Ajay Sahai, director-general (DG) and chief executive officer (CEO) of Federation of Indian Export Organisations (FIEO), said this could probably be a signal to conclude the trade agreement between India and the US quickly.
“When two countries are talking about Mission 500 (target $500 billion trade), then achieving that won’t be possible if India is subjected to high tariffs. Besides, what’s the point of going ahead with a preferential trade arrangement if the US decides to impose a higher tariff on India? This looks like a negotiating strategy as of now,” Sahai said.
According to Citi Research analysts, Indian exporters are likely to face uncertainty due to reciprocal tariffs, with potential losses estimated at around $7 billion per year.

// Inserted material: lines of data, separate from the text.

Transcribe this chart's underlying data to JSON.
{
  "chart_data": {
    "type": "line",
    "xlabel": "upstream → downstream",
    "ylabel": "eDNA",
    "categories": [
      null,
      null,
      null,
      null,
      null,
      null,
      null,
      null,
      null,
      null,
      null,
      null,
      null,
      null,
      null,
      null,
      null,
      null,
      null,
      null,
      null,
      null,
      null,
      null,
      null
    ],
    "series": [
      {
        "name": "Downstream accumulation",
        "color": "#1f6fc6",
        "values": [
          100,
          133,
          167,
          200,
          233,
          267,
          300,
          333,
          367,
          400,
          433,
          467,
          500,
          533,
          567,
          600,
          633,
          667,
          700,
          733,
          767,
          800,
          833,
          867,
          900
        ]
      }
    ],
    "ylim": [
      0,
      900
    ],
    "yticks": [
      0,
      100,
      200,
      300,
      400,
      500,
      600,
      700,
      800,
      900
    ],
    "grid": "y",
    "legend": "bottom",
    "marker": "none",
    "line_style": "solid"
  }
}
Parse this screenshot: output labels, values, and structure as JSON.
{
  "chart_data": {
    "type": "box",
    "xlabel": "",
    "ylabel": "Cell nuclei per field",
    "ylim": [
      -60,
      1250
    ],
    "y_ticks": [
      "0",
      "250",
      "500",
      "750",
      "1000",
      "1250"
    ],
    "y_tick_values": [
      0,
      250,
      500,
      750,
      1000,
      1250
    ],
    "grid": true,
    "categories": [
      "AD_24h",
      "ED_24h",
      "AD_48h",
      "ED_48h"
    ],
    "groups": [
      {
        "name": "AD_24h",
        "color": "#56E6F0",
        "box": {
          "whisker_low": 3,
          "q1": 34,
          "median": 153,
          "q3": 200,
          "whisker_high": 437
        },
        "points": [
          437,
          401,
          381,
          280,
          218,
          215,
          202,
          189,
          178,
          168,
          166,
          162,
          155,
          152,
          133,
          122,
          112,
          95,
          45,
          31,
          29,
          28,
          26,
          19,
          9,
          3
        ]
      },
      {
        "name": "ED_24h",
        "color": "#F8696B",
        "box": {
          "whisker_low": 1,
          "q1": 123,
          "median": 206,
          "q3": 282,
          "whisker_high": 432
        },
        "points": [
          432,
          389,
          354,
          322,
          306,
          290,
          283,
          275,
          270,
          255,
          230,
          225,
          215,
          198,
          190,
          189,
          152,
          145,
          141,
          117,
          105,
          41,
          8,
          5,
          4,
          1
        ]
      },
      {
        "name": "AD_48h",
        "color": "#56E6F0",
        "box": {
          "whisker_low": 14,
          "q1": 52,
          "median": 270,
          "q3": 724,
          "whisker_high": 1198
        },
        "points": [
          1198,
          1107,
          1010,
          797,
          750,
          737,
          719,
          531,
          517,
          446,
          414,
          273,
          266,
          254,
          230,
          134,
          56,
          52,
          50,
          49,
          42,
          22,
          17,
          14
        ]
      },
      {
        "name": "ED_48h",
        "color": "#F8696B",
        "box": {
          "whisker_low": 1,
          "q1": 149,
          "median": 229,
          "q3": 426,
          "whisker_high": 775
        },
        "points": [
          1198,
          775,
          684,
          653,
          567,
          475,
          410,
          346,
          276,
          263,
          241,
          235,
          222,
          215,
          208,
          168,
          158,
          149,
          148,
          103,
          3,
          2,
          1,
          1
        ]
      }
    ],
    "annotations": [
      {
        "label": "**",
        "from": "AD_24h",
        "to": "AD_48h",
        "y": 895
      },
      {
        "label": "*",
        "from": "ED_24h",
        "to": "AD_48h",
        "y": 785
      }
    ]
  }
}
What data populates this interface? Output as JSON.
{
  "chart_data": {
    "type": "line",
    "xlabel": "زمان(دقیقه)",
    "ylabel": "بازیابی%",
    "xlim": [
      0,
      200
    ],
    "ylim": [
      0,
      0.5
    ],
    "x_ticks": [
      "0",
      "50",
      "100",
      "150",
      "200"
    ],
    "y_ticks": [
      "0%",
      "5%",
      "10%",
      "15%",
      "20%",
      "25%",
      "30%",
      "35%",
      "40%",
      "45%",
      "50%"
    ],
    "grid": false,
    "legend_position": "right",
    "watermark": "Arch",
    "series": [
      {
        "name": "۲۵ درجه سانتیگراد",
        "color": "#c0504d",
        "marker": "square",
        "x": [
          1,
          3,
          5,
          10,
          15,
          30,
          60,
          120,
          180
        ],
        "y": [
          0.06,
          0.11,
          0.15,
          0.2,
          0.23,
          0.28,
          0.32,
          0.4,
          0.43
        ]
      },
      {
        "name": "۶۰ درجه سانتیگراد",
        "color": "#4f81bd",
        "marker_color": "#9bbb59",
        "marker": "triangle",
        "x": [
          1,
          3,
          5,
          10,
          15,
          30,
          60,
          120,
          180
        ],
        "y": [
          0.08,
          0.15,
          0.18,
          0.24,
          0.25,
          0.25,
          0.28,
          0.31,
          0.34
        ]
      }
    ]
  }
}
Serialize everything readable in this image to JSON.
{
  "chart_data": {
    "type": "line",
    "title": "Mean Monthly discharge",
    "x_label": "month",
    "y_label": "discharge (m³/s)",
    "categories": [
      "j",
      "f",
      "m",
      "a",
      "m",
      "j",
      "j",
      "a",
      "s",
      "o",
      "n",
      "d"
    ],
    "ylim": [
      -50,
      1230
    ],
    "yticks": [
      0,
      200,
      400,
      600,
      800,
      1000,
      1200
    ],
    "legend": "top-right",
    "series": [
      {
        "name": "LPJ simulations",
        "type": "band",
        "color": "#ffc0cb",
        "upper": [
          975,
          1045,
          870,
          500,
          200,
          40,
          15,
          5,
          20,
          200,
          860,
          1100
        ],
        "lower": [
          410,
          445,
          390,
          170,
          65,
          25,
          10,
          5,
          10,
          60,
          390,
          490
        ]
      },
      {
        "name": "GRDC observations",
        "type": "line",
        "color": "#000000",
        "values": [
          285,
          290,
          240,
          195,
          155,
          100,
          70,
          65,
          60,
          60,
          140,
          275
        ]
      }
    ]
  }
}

Sectors, such as metals, chemicals, and jewellery, are at the highest risk, followed by pharmaceuticals, automobiles, and food items.
Trump also stated that reciprocity would apply to non-monetary tariffs as well.
“If they do non-monetary tariffs to keep us out of their market, then we will do non-monetary barriers to keep them out of our market. There’s a lot of that too. They don't even allow us in their market. We will take in trillions and trillions of dollars to create jobs like we have never seen before,” Trump said.
According to data compiled by Nomura, among Asian countries, the US faces the maximum non-tariff measures (NTMs) from China, followed by India. For instance, the US faces 30 NTMs in the form of anti-dumping duty from India and 51 from China, including anti-dumping, countervailing, as well as sanitary and phytosanitary measures.